I recently read the book “Talent is Overrated” by Geoff Colvin.  It was insightful in a lot of ways and built upon ideas that I had myself about what it takes to reach for the pinnacle of success.

Geoff busts a number of myths about successful people.

  • High IQ does not correlate to significantly more success
  • Fantastic memory is a skill you develop
  • “Deliberate Practice” is the (only) key to improvement
  • Experience in many cases correlates to lower job performance
  • Child prodigies rarely maintain their lead into adulthood

In a handful of skill sets there is a very clear framework for practice.  Music, athletics and chess have very well understood methods for improvement.  You start early, practice, learn and exercise until your skill improves. Stick with it long enough and it’s possible to reach world class standards.

With other domains of knowledge the frameworks for practice are not as well defined.  How do you practice software programming, project management or reading x-rays?

If deliberate practice is the determining factor in skill acquisition then how can we make sure that the education system supports it, and society builds on it to influence corporate decisions in an ongoing way?

The term “deliberate practice” is specific.  Simply working 9-5 at work related tasks where you’re expected to produce output is not considered practice.  Deliberate practice is hard by design, it is a process to continually push you slightly past your current limits, repeatably, and with feedback.
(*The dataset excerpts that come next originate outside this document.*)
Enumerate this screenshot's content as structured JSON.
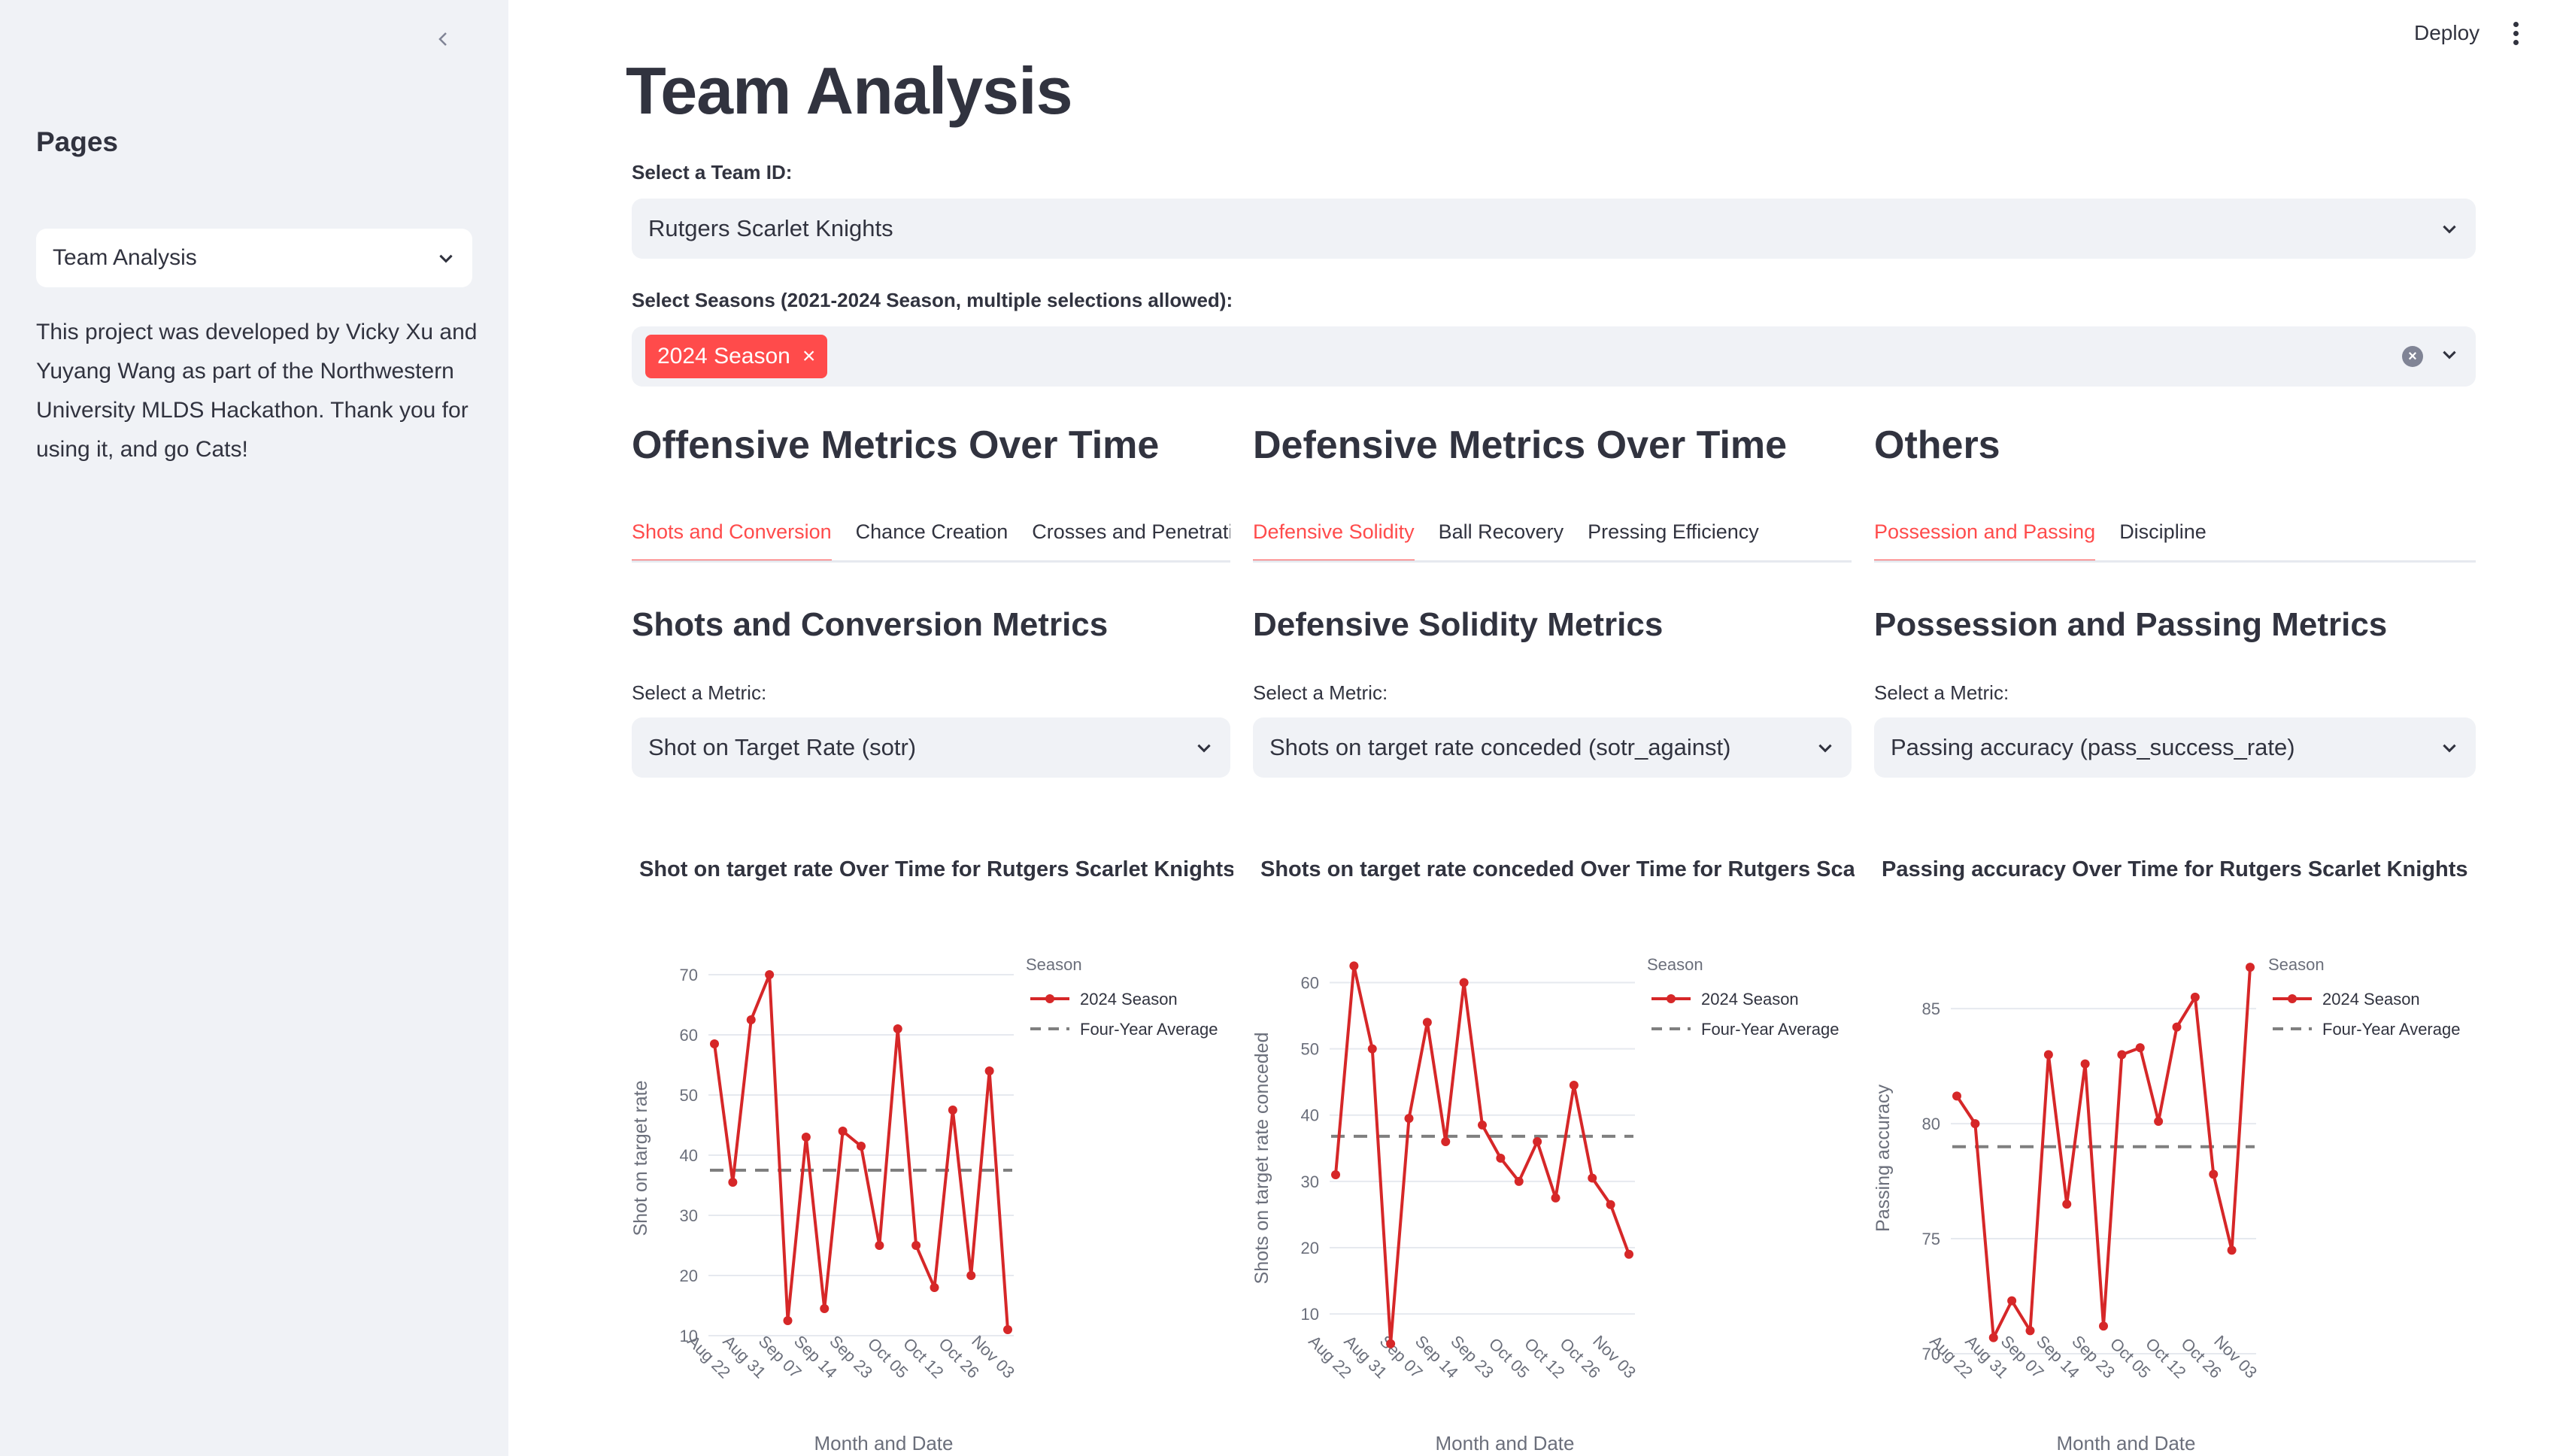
{
  "sidebar": {
    "title": "Pages",
    "page_select": "Team Analysis",
    "description": "This project was developed by Vicky Xu and Yuyang Wang as part of the Northwestern University MLDS Hackathon. Thank you for using it, and go Cats!"
  },
  "topbar": {
    "deploy": "Deploy"
  },
  "main": {
    "title": "Team Analysis",
    "team_label": "Select a Team ID:",
    "team_value": "Rutgers Scarlet Knights",
    "season_label": "Select Seasons (2021-2024 Season, multiple selections allowed):",
    "season_tag": "2024 Season",
    "tag_close": "×",
    "clear_icon": "×"
  },
  "columns": [
    {
      "section_title": "Offensive Metrics Over Time",
      "tabs": [
        "Shots and Conversion",
        "Chance Creation",
        "Crosses and Penetration"
      ],
      "sub_title": "Shots and Conversion Metrics",
      "metric_label": "Select a Metric:",
      "metric_value": "Shot on Target Rate (sotr)"
    },
    {
      "section_title": "Defensive Metrics Over Time",
      "tabs": [
        "Defensive Solidity",
        "Ball Recovery",
        "Pressing Efficiency"
      ],
      "sub_title": "Defensive Solidity Metrics",
      "metric_label": "Select a Metric:",
      "metric_value": "Shots on target rate conceded (sotr_against)"
    },
    {
      "section_title": "Others",
      "tabs": [
        "Possession and Passing",
        "Discipline"
      ],
      "sub_title": "Possession and Passing Metrics",
      "metric_label": "Select a Metric:",
      "metric_value": "Passing accuracy (pass_success_rate)"
    }
  ],
  "colors": {
    "accent": "#ff4b4b",
    "series": "#d62728",
    "average": "#7f7f7f"
  },
  "chart_data": [
    {
      "type": "line",
      "title": "Shot on target rate Over Time for  Rutgers Scarlet Knights",
      "xlabel": "Month and Date",
      "ylabel": "Shot on target rate",
      "tick_labels": [
        "Aug 22",
        "Aug 31",
        "Sep 07",
        "Sep 14",
        "Sep 23",
        "Oct 05",
        "Oct 12",
        "Oct 26",
        "Nov 03"
      ],
      "ylim": [
        7,
        72
      ],
      "yticks": [
        10,
        20,
        30,
        40,
        50,
        60,
        70
      ],
      "legend_title": "Season",
      "legend_placement": "top-right",
      "series": [
        {
          "name": "2024 Season",
          "values": [
            58.5,
            35.5,
            62.5,
            70,
            12.5,
            43,
            14.5,
            44,
            41.5,
            25,
            61,
            25,
            18,
            47.5,
            20,
            54,
            11
          ]
        }
      ],
      "average": {
        "name": "Four-Year Average",
        "value": 37.5
      }
    },
    {
      "type": "line",
      "title": "Shots on target rate conceded Over Time for  Rutgers Scarlet Knights",
      "xlabel": "Month and Date",
      "ylabel": "Shots on target rate conceded",
      "tick_labels": [
        "Aug 22",
        "Aug 31",
        "Sep 07",
        "Sep 14",
        "Sep 23",
        "Oct 05",
        "Oct 12",
        "Oct 26",
        "Nov 03"
      ],
      "ylim": [
        4,
        63
      ],
      "yticks": [
        10,
        20,
        30,
        40,
        50,
        60
      ],
      "legend_title": "Season",
      "legend_placement": "top-right",
      "series": [
        {
          "name": "2024 Season",
          "values": [
            31,
            62.5,
            50,
            5.5,
            39.5,
            54,
            36,
            60,
            38.5,
            33.5,
            30,
            36,
            27.5,
            44.5,
            30.5,
            26.5,
            19
          ]
        }
      ],
      "average": {
        "name": "Four-Year Average",
        "value": 36.8
      }
    },
    {
      "type": "line",
      "title": "Passing accuracy Over Time for  Rutgers Scarlet Knights",
      "xlabel": "Month and Date",
      "ylabel": "Passing accuracy",
      "tick_labels": [
        "Aug 22",
        "Aug 31",
        "Sep 07",
        "Sep 14",
        "Sep 23",
        "Oct 05",
        "Oct 12",
        "Oct 26",
        "Nov 03"
      ],
      "ylim": [
        70,
        87
      ],
      "yticks": [
        70,
        75,
        80,
        85
      ],
      "legend_title": "Season",
      "legend_placement": "top-right",
      "series": [
        {
          "name": "2024 Season",
          "values": [
            81.2,
            80,
            70.7,
            72.3,
            71,
            83,
            76.5,
            82.6,
            71.2,
            83,
            83.3,
            80.1,
            84.2,
            85.5,
            77.8,
            74.5,
            86.8
          ]
        }
      ],
      "average": {
        "name": "Four-Year Average",
        "value": 79
      }
    }
  ]
}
Hitting a bucket of golf balls at the driving range is not practice, but it provides the illusion of practice.  Without a coach to identify and provide feedback on each swing it will be very difficult to improve your skill.  Even Tiger Woods, at the top of his game, had a coach.

To answer the question for something close to my heart, how do you deliberately practice software development, I believe the answer lies in either finding someone better than you who can review or pair program with you who also understands how to coach, or by finding superior open source code to study and reproduce.

One of the examples from the book was how Benjamin Franklin learned to write. He picked articles from Spectator magazine that he wanted to emulate and he would take notes about the article.  After a few days when he had forgotten the text he would open his notes and try to re-create the original article. Then by comparing his against the original he could identify what he could have done better.  In the absence of a coach, this seems like a fairly ingenious way to get immediate feedback on your practice.

It would be good to test this sort of approach with programming skills.  It’s a concept I have started to test.  As with all practice, it’s is a long effort before the benefits are expected.